To fix this, we met with staffers from the governor's office in January and February. We brought specific suggestions, including a proposed executive order that would improve transparency around agency actions, a first step to addressing the problem. We were told that it was neither possible nor necessary, in part because not enough people had complained. (We also met with Agriculture Commissioner Thom Petersen regarding pesticide-treated seeds.)

Even after we published the catalog of agency failures, the administration still refused to acknowledge its lack of enforcement. The agencies issued a statement, including the excuse that advocates had not responded to their Jan. 5 email to us. This is false. We responded by holding the three meetings described above.

Suggesting that Minnesotans haven't complained enough to get them to enforce our laws is a deflection. The right time for the Walz administration to enforce environmental laws is when those laws are being broken.

Readers do not need to trust us about this problem. State courts, independent auditors and federal agencies have repeatedly pointed out where agencies have failed and in some instances have even intervened:

• The legislative auditor said "the [Minnesota] Pollution Control Agency repeatedly failed to regulate Water Gremlin, a Twin Cities manufacturer that violated its air permit for more than 15 years and spewed tons of a carcinogen into the air."

• The U.S. Environmental Protection Agency used surprise inspections (which MPCA wouldn't use) to identify air permit violations by Twin Cities-area foundries.

• The EPA also intervened to order the MPCA and the Department of Health to protect people in southeastern Minnesota from dangerous levels of nitrate contamination from farm runoff getting into their private wells.

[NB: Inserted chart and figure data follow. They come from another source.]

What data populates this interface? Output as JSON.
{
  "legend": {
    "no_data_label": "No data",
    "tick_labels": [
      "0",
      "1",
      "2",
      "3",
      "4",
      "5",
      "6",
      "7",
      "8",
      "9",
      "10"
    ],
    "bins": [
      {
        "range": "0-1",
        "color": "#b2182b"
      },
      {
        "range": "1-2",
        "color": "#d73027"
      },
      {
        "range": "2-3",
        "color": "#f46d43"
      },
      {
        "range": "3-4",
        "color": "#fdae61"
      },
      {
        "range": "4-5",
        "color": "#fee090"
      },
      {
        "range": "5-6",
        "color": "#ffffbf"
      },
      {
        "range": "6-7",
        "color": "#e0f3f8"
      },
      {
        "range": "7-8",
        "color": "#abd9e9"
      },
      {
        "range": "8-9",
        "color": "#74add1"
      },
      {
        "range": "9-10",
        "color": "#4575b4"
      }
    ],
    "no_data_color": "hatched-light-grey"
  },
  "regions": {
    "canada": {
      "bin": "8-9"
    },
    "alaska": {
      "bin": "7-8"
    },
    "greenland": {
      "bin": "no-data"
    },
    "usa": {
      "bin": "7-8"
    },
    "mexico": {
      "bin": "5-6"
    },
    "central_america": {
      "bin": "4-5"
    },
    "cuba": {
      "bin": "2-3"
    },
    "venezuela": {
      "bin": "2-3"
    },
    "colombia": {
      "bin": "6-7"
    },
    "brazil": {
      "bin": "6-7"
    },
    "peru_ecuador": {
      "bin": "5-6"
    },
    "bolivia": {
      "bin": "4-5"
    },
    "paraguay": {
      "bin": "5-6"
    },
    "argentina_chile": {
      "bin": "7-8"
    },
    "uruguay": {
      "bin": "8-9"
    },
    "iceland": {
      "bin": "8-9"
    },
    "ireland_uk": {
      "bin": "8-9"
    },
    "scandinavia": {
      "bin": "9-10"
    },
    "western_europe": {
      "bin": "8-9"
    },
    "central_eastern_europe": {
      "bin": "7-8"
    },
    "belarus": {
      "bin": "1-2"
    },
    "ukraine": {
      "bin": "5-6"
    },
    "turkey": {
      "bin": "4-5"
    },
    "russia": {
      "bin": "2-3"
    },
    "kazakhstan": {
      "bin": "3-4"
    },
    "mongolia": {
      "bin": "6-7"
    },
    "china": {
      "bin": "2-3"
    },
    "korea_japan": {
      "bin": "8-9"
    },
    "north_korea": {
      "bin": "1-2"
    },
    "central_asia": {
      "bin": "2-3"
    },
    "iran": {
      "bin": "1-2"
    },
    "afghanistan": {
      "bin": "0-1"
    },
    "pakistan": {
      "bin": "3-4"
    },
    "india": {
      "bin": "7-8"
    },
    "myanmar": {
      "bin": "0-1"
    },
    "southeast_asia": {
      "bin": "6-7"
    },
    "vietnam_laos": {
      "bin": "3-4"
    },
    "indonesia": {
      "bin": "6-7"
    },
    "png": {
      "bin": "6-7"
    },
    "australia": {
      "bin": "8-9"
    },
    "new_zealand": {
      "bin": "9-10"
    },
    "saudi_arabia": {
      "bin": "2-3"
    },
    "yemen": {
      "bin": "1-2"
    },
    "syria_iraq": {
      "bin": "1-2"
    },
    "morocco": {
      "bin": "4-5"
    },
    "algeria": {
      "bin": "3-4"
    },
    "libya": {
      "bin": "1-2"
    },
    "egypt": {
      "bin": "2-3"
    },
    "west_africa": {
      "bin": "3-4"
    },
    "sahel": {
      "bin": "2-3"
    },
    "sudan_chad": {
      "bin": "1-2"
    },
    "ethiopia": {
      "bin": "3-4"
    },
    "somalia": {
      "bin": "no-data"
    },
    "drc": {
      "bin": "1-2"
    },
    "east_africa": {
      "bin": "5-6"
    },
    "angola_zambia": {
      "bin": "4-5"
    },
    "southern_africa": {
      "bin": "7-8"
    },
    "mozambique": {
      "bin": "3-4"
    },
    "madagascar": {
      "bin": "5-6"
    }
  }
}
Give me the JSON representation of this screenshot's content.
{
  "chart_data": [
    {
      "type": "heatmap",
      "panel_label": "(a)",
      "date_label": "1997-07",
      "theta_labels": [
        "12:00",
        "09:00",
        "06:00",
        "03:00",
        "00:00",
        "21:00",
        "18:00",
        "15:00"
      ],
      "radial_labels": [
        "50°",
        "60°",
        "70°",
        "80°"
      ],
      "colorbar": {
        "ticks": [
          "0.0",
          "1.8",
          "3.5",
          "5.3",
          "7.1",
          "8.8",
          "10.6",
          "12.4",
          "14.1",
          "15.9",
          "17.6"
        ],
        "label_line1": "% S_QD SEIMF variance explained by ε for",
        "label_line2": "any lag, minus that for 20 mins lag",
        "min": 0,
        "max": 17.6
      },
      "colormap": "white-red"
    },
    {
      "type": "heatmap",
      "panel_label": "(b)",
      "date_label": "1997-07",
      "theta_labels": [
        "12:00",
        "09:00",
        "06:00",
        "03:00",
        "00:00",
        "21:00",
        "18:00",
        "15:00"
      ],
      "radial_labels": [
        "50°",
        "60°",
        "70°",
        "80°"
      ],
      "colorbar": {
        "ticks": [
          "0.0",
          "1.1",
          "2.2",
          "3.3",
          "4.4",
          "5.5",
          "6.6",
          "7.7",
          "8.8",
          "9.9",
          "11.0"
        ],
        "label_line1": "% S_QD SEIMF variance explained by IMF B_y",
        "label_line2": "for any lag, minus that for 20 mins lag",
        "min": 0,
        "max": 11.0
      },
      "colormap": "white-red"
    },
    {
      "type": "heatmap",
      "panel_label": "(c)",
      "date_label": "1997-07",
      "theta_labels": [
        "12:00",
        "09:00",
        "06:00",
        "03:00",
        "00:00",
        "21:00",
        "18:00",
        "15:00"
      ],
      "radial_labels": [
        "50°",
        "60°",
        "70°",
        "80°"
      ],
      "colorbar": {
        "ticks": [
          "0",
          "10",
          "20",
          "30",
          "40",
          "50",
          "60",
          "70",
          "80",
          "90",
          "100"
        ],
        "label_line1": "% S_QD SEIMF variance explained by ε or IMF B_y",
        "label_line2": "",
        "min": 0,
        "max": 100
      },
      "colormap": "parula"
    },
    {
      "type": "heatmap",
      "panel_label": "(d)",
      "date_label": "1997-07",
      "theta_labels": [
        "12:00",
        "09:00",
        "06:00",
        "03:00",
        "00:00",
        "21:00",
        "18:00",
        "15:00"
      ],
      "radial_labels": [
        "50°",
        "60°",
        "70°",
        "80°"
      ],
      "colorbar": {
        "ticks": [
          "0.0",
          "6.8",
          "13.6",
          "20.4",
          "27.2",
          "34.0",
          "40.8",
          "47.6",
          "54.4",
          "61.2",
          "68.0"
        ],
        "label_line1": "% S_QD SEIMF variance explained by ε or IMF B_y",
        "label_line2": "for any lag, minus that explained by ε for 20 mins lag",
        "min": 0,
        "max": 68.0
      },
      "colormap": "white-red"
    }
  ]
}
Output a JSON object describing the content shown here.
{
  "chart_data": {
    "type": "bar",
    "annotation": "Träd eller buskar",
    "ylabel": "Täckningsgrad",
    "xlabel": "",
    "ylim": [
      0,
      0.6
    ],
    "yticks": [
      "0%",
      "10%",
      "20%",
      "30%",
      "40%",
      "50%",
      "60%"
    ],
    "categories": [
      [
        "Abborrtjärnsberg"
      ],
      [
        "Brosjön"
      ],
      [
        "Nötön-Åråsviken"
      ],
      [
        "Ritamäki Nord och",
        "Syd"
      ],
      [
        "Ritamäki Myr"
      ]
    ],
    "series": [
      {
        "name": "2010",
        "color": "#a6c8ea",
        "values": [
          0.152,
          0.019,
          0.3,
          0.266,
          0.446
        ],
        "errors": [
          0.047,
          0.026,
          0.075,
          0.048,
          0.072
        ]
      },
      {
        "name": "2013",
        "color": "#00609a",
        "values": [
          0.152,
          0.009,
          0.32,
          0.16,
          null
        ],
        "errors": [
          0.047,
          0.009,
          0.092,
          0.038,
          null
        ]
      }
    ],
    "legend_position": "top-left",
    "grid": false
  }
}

• The U.S. Fish and Wildlife Service withheld funding for the state Department of Natural Resources because the agency mismanaged lands meant for wildlife habitat to instead benefit the timber industry.

• The Minnesota Supreme Court ruled the MPCA was "arbitrary and capricious" and engaged in irregular procedures to avoid dealing with EPA concerns when it issued wastewater permits for the proposed PolyMet mine.

The courts and federal agencies shouldn't need to step in. But they must because polluting interests get their way with agency decisionmakers.

The lack of actual law enforcement and significant sanctions reinforce that polluter capture is real. Congress and our state Legislature passed powerful laws in the 1970s to protect our health and environment. Industry responded by trying to undercut enforcement. In the Reagan era government agencies were told to behave "like businesses" and treat industries seeking pollution permits as "customers." That eventually took hold here. Still trapped in that mindset today, current agency leaders rely almost exclusively on incentives paid for by state taxpayer dollars, and voluntary compliance to rein in pollution, rather than enforcing laws. This is not working.

Agency heads answer to Walz. He could fix this if he wanted. His public response shows he likely won't. He is "proud" of his agencies. So the Legislature needs to exercise its constitutional role to conduct oversight hearings, hold agencies accountable and vet solutions. Our state Constitution does not have an asterisk that says the Legislature doesn't need to exercise oversight when the governor is from the same party.

In the last two years, the current DFL majorities have passed historic legislation which shows they are serious about climate action, environmental justice and protecting natural resources. But our environmental laws can only protect us if the administration is willing to enforce them. Minnesotans must insist on it.

Don Arnosti, Margaret Levin and Laurie Schneider are longtime environmental advocates who participated in developing the content of PeopleNotPolluters.com.